Concert Review: Spoon @ the TLA

The Austin indie mainstays were on point last night.

The collage technique hides the poor quality of the photos and the photographer’s inability to get within 500 feet of the stage. (Patrick Rapa)

Sometimes you want a little swagger. Feels like I’ve been to a thousand shows where the bands stand stock still, rocking out but fixed in place like animatronic figures from the Hall of Presidents.

Spoon has swagger. Spoon moves.

Singer Britt Daniels struts and points and strikes poses, prowling the stage and hitting the high notes like some Motown diva. I helps that he’s tall, thin and limber, creating Jack Skellington silhouettes on a backlit stage.

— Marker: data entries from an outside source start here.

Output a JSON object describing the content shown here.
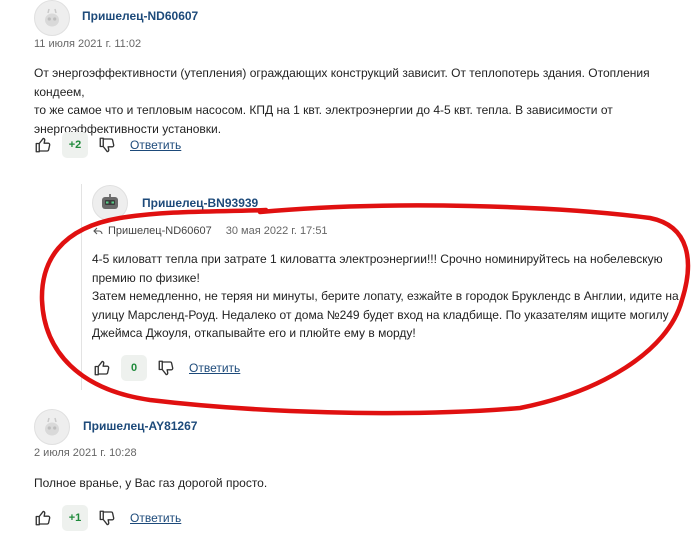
{
  "comments": [
    {
      "author": "Пришелец-ND60607",
      "date": "11 июля 2021 г. 11:02",
      "lines": [
        "От энергоэффективности (утепления) ограждающих конструкций зависит. От теплопотерь здания. Отопления кондеем,",
        "то же самое что и тепловым насосом. КПД на 1 квт. электроэнергии до 4-5 квт. тепла. В зависимости от",
        "энергоэффективности установки."
      ],
      "score": "+2",
      "reply_label": "Ответить"
    },
    {
      "author": "Пришелец-BN93939",
      "reply_to": "Пришелец-ND60607",
      "date": "30 мая 2022 г. 17:51",
      "lines": [
        "4-5 киловатт тепла при затрате 1 киловатта электроэнергии!!! Срочно номинируйтесь на нобелевскую",
        "премию по физике!",
        "Затем немедленно, не теряя ни минуты, берите лопату, езжайте в городок Бруклендс в Англии, идите на",
        "улицу Марсленд-Роуд. Недалеко от дома №249 будет вход на кладбище. По указателям ищите могилу",
        "Джеймса Джоуля, откапывайте его и плюйте ему в морду!"
      ],
      "score": "0",
      "reply_label": "Ответить"
    },
    {
      "author": "Пришелец-AY81267",
      "date": "2 июля 2021 г. 10:28",
      "lines": [
        "Полное вранье, у Вас газ дорогой просто."
      ],
      "score": "+1",
      "reply_label": "Ответить"
    }
  ],
  "colors": {
    "link": "#1d4a7a",
    "positive": "#1f8a3b",
    "annotation": "#e01010"
  },
  "icons": [
    "avatar-alien-icon",
    "thumbs-up-icon",
    "thumbs-down-icon",
    "reply-arrow-icon"
  ]
}
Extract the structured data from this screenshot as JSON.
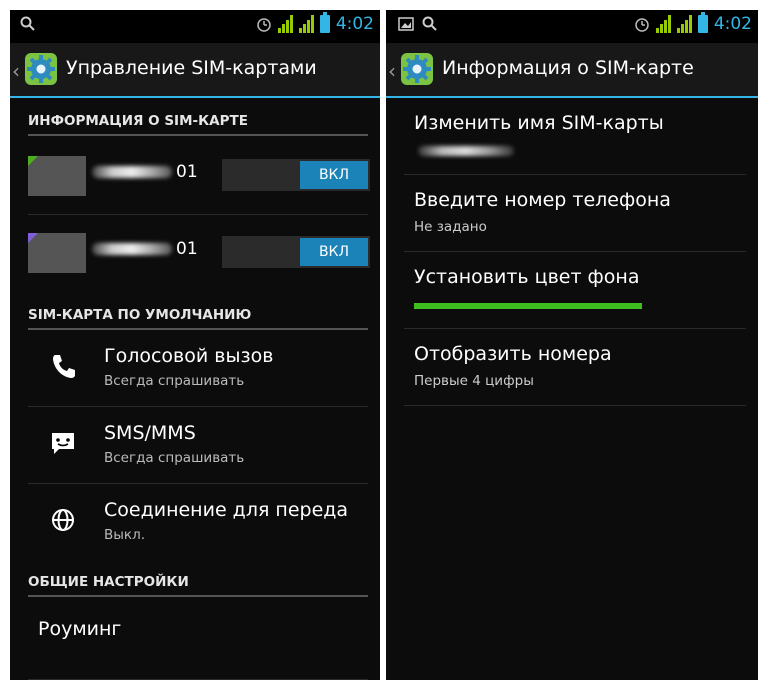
{
  "status_bar": {
    "time": "4:02"
  },
  "left": {
    "title": "Управление SIM-картами",
    "section_sim_info": "ИНФОРМАЦИЯ О SIM-КАРТЕ",
    "sims": [
      {
        "name_suffix": "01",
        "toggle": "ВКЛ",
        "color": "#4caf1f"
      },
      {
        "name_suffix": "01",
        "toggle": "ВКЛ",
        "color": "#7f5fd8"
      }
    ],
    "section_default": "SIM-КАРТА ПО УМОЛЧАНИЮ",
    "default_items": [
      {
        "title": "Голосовой вызов",
        "subtitle": "Всегда спрашивать",
        "icon": "phone-icon"
      },
      {
        "title": "SMS/MMS",
        "subtitle": "Всегда спрашивать",
        "icon": "sms-icon"
      },
      {
        "title": "Соединение для переда",
        "subtitle": "Выкл.",
        "icon": "globe-icon"
      }
    ],
    "section_general": "ОБЩИЕ НАСТРОЙКИ",
    "roaming": "Роуминг"
  },
  "right": {
    "title": "Информация о SIM-карте",
    "items": [
      {
        "title": "Изменить имя SIM-карты"
      },
      {
        "title": "Введите номер телефона",
        "subtitle": "Не задано"
      },
      {
        "title": "Установить цвет фона",
        "color": "#3fbf1f"
      },
      {
        "title": "Отобразить номера",
        "subtitle": "Первые 4 цифры"
      }
    ]
  },
  "colors": {
    "accent": "#33b5e5",
    "toggle_on": "#1c83b8"
  }
}
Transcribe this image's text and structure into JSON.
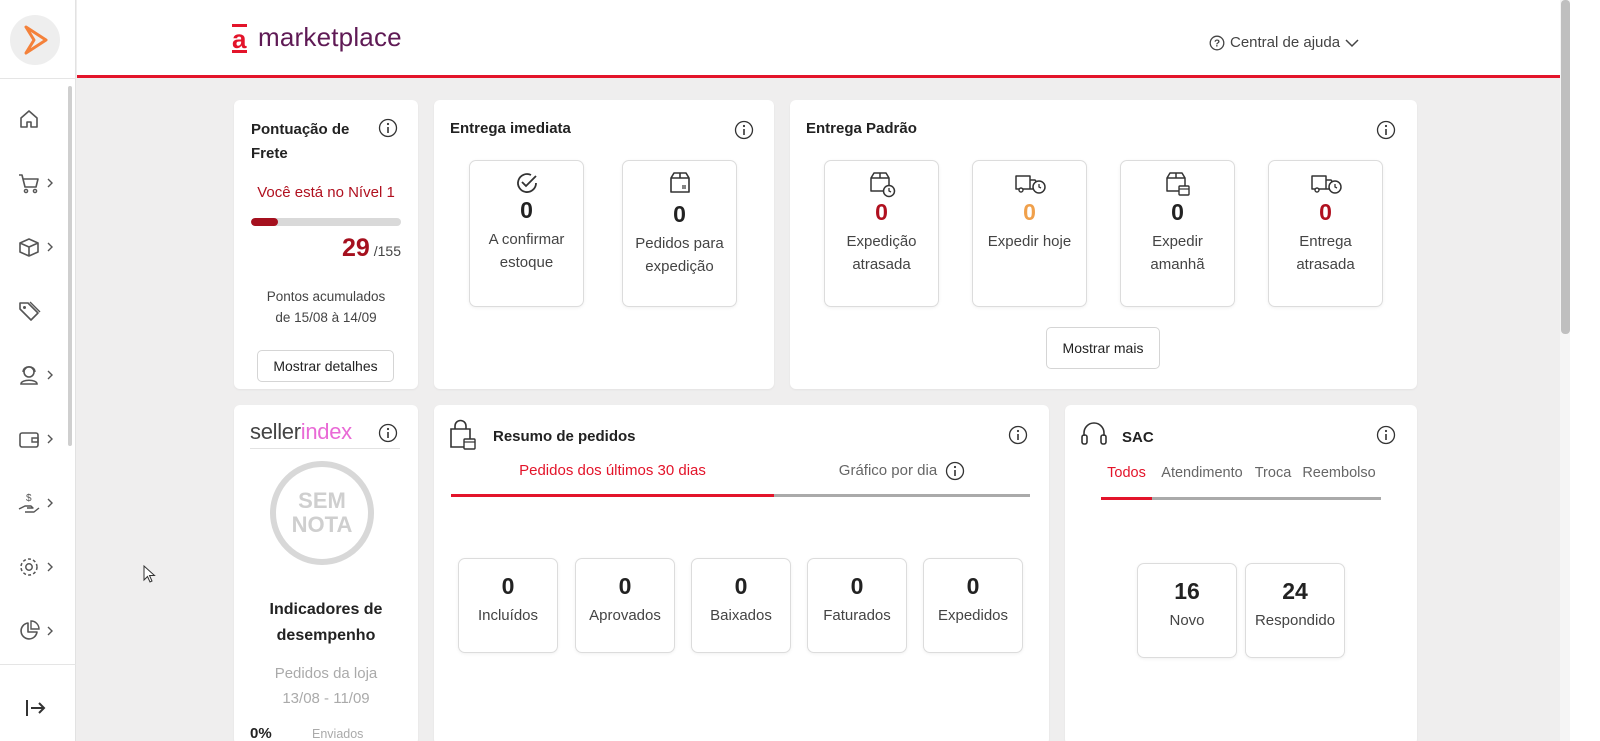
{
  "colors": {
    "accent": "#e3142a",
    "brand": "#5f1a55",
    "warning": "#f0a04b",
    "danger": "#b0101f"
  },
  "header": {
    "brand_letter": "a",
    "brand_name": "marketplace",
    "help_label": "Central de ajuda"
  },
  "sidebar": {
    "items": [
      {
        "icon": "home-icon"
      },
      {
        "icon": "cart-icon"
      },
      {
        "icon": "box-icon"
      },
      {
        "icon": "tag-icon"
      },
      {
        "icon": "support-agent-icon"
      },
      {
        "icon": "wallet-icon"
      },
      {
        "icon": "payment-hand-icon"
      },
      {
        "icon": "gear-icon"
      },
      {
        "icon": "pie-chart-icon"
      }
    ],
    "collapse_icon": "collapse-icon"
  },
  "frete": {
    "title": "Pontuação de Frete",
    "level_text": "Você está no Nível 1",
    "score": "29",
    "total": "/155",
    "progress": 0.18,
    "period_label": "Pontos acumulados",
    "period_range": "de 15/08 à 14/09",
    "details_button": "Mostrar detalhes"
  },
  "entrega_imediata": {
    "title": "Entrega imediata",
    "tiles": [
      {
        "value": "0",
        "label": "A confirmar estoque",
        "icon": "check-circle-icon"
      },
      {
        "value": "0",
        "label": "Pedidos para expedição",
        "icon": "package-icon"
      }
    ]
  },
  "entrega_padrao": {
    "title": "Entrega Padrão",
    "tiles": [
      {
        "value": "0",
        "label": "Expedição atrasada",
        "icon": "package-clock-icon",
        "color": "#b0101f"
      },
      {
        "value": "0",
        "label": "Expedir hoje",
        "icon": "truck-clock-icon",
        "color": "#f0a04b"
      },
      {
        "value": "0",
        "label": "Expedir amanhã",
        "icon": "package-calendar-icon",
        "color": "#222222"
      },
      {
        "value": "0",
        "label": "Entrega atrasada",
        "icon": "truck-late-icon",
        "color": "#b0101f"
      }
    ],
    "more_button": "Mostrar mais"
  },
  "sellerindex": {
    "logo_seller": "seller",
    "logo_index": "index",
    "badge_line1": "SEM",
    "badge_line2": "NOTA",
    "title": "Indicadores de desempenho",
    "subtitle": "Pedidos da loja",
    "range": "13/08 - 11/09",
    "percent": "0%",
    "percent_label": "Enviados"
  },
  "resumo": {
    "title": "Resumo de pedidos",
    "tabs": [
      "Pedidos dos últimos 30 dias",
      "Gráfico por dia"
    ],
    "active_tab": 0,
    "tiles": [
      {
        "value": "0",
        "label": "Incluídos"
      },
      {
        "value": "0",
        "label": "Aprovados"
      },
      {
        "value": "0",
        "label": "Baixados"
      },
      {
        "value": "0",
        "label": "Faturados"
      },
      {
        "value": "0",
        "label": "Expedidos"
      }
    ]
  },
  "sac": {
    "title": "SAC",
    "tabs": [
      "Todos",
      "Atendimento",
      "Troca",
      "Reembolso"
    ],
    "active_tab": 0,
    "tiles": [
      {
        "value": "16",
        "label": "Novo"
      },
      {
        "value": "24",
        "label": "Respondido"
      }
    ]
  }
}
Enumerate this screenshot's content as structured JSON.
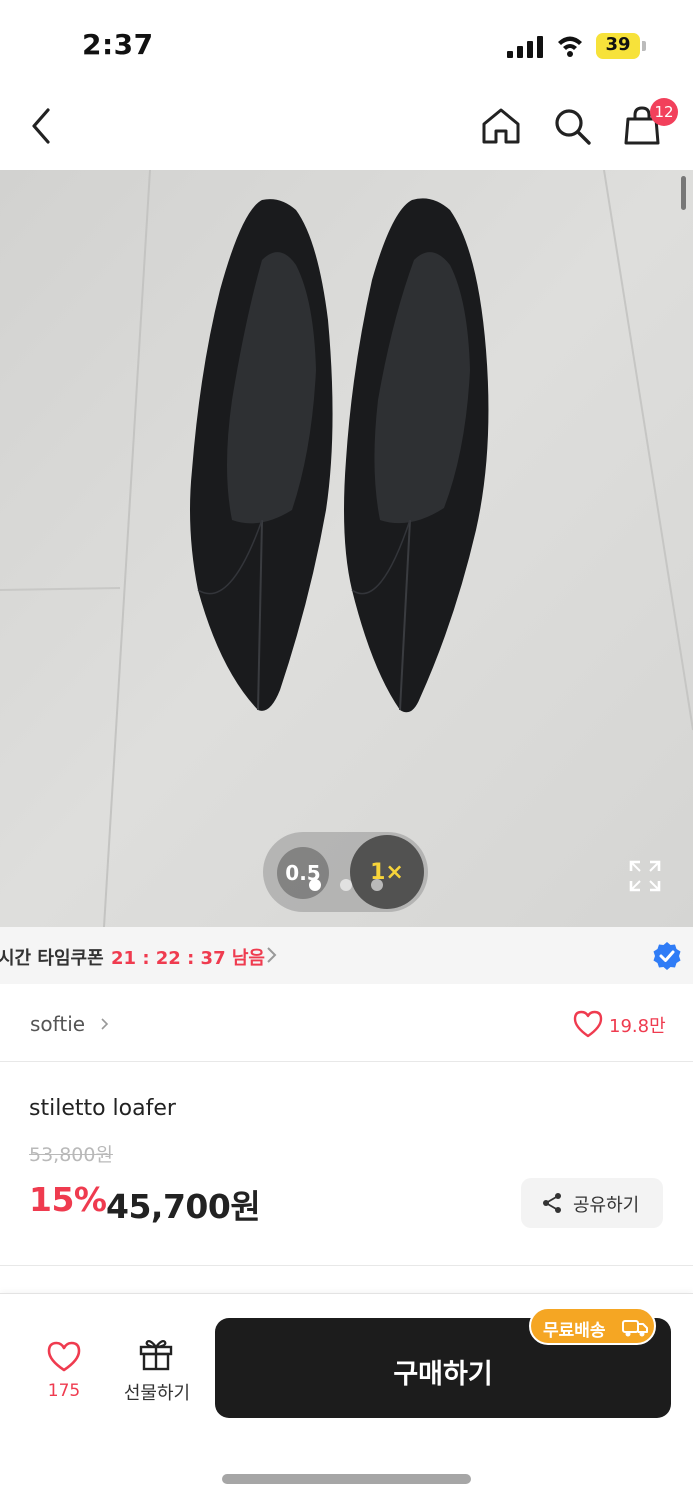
{
  "status_bar": {
    "time": "2:37",
    "battery": "39"
  },
  "nav": {
    "cart_count": "12"
  },
  "gallery": {
    "zoom_options": [
      "0.5",
      "1×"
    ],
    "active_zoom": "1×",
    "image_count": 3,
    "active_image_index": 0
  },
  "coupon": {
    "label": "시간 타임쿠폰",
    "timer": "21 : 22 : 37 남음"
  },
  "seller": {
    "name": "softie",
    "likes": "19.8만"
  },
  "product": {
    "name": "stiletto loafer",
    "original_price": "53,800원",
    "discount_rate": "15%",
    "sale_price": "45,700원",
    "share_label": "공유하기"
  },
  "bottom_bar": {
    "wish_count": "175",
    "gift_label": "선물하기",
    "buy_label": "구매하기",
    "free_shipping_label": "무료배송"
  },
  "colors": {
    "accent": "#ef3b4f",
    "buy_button": "#1c1c1c",
    "free_shipping_badge": "#f5a623",
    "verified": "#2f7cf6",
    "battery": "#f7e23a"
  },
  "icons": [
    "back-icon",
    "home-icon",
    "search-icon",
    "cart-icon",
    "expand-icon",
    "verified-icon",
    "heart-icon",
    "share-icon",
    "gift-icon",
    "truck-icon"
  ]
}
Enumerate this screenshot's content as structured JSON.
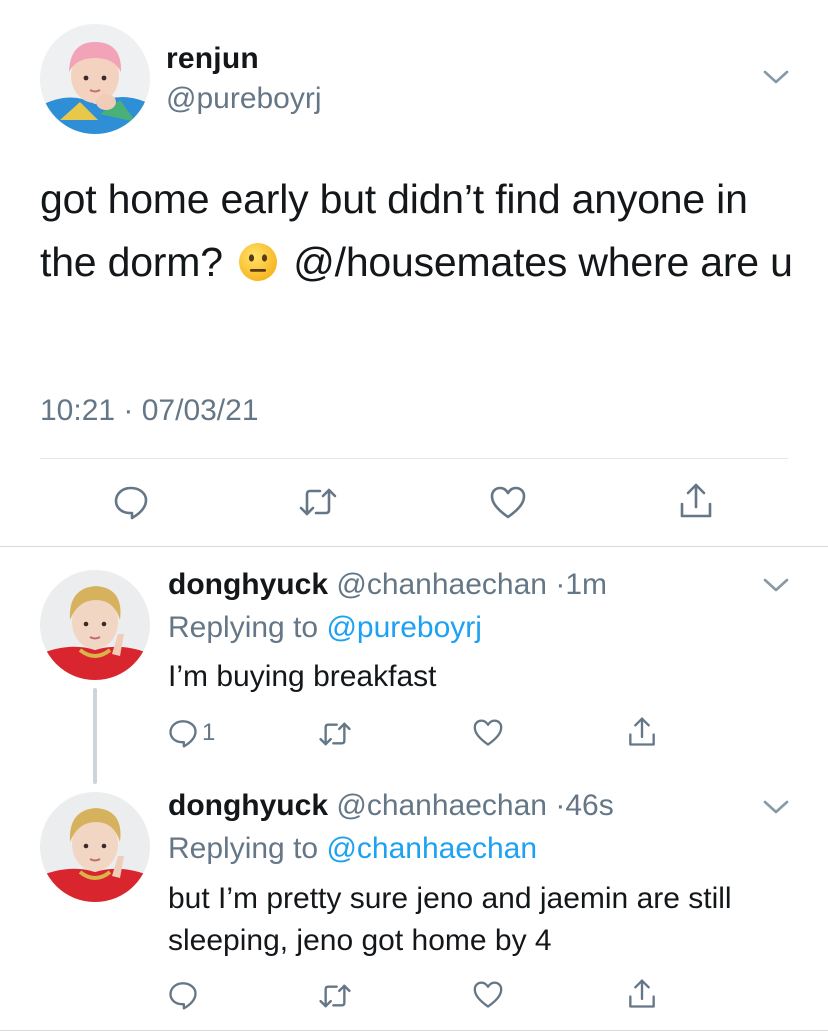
{
  "main_tweet": {
    "name": "renjun",
    "handle": "@pureboyrj",
    "text_part1": "got home early but didn’t find anyone in the dorm?",
    "emoji": "neutral-face-emoji",
    "text_part2": "@/housemates where are u",
    "timestamp": "10:21 · 07/03/21"
  },
  "replies": [
    {
      "name": "donghyuck",
      "handle": "@chanhaechan",
      "separator": "·",
      "time": "1m",
      "replying_prefix": "Replying to ",
      "replying_to": "@pureboyrj",
      "text": "I’m buying breakfast",
      "reply_count": "1"
    },
    {
      "name": "donghyuck",
      "handle": "@chanhaechan",
      "separator": "·",
      "time": "46s",
      "replying_prefix": "Replying to ",
      "replying_to": "@chanhaechan",
      "text": "but I’m pretty sure jeno and jaemin are still sleeping, jeno got home by 4",
      "reply_count": ""
    }
  ],
  "icons": [
    "chevron-down-icon",
    "reply-icon",
    "retweet-icon",
    "like-icon",
    "share-icon"
  ],
  "colors": {
    "text": "#14171a",
    "secondary": "#657786",
    "link": "#1da1f2",
    "divider": "#e1e8ed"
  }
}
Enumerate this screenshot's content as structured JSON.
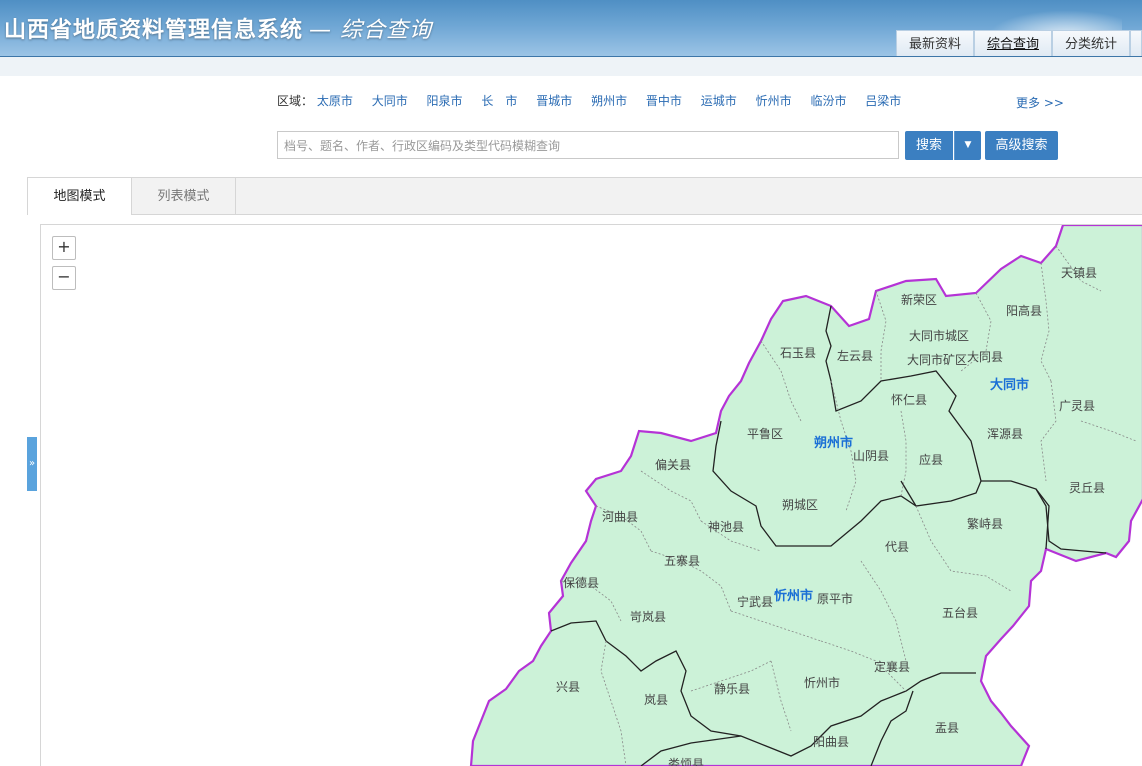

There’s a distinct Spoon sound, a trick of the trade they do better than anybody, only it’s hard to pin it down. So many songs begin with tight, clean grooves and riffs with built-in breathing room. They do it with ease and grace, be it in the three-guitar setup, the two-organ set up, or some variation therein. Before things really get going, it’s easy to mistake one song for another. Is this “I Turn My Camera On” or “Can I Sit Next To You”? “Don’t You Evah” or “Everything Hits at Once”?

All were crowdpleasers last night, all ended up in different places, and all had us cocking ours necks like pigeons. Straight-up dancing was a tall order, as the sold-out show seemed especially humid and overstuffed. Several times I thought I was hearing the first notes of “The Way We Get By” but it never came.

And it wasn’t missed. Spoon’s batting average is so impressive, and their catalog so large, that every set list can leave off a few favorites and never disappoint. They played the XPoNential Fest over the summer, but this was the band’s first headlining gig in the area for last year’s dynamite Hot Thoughts record.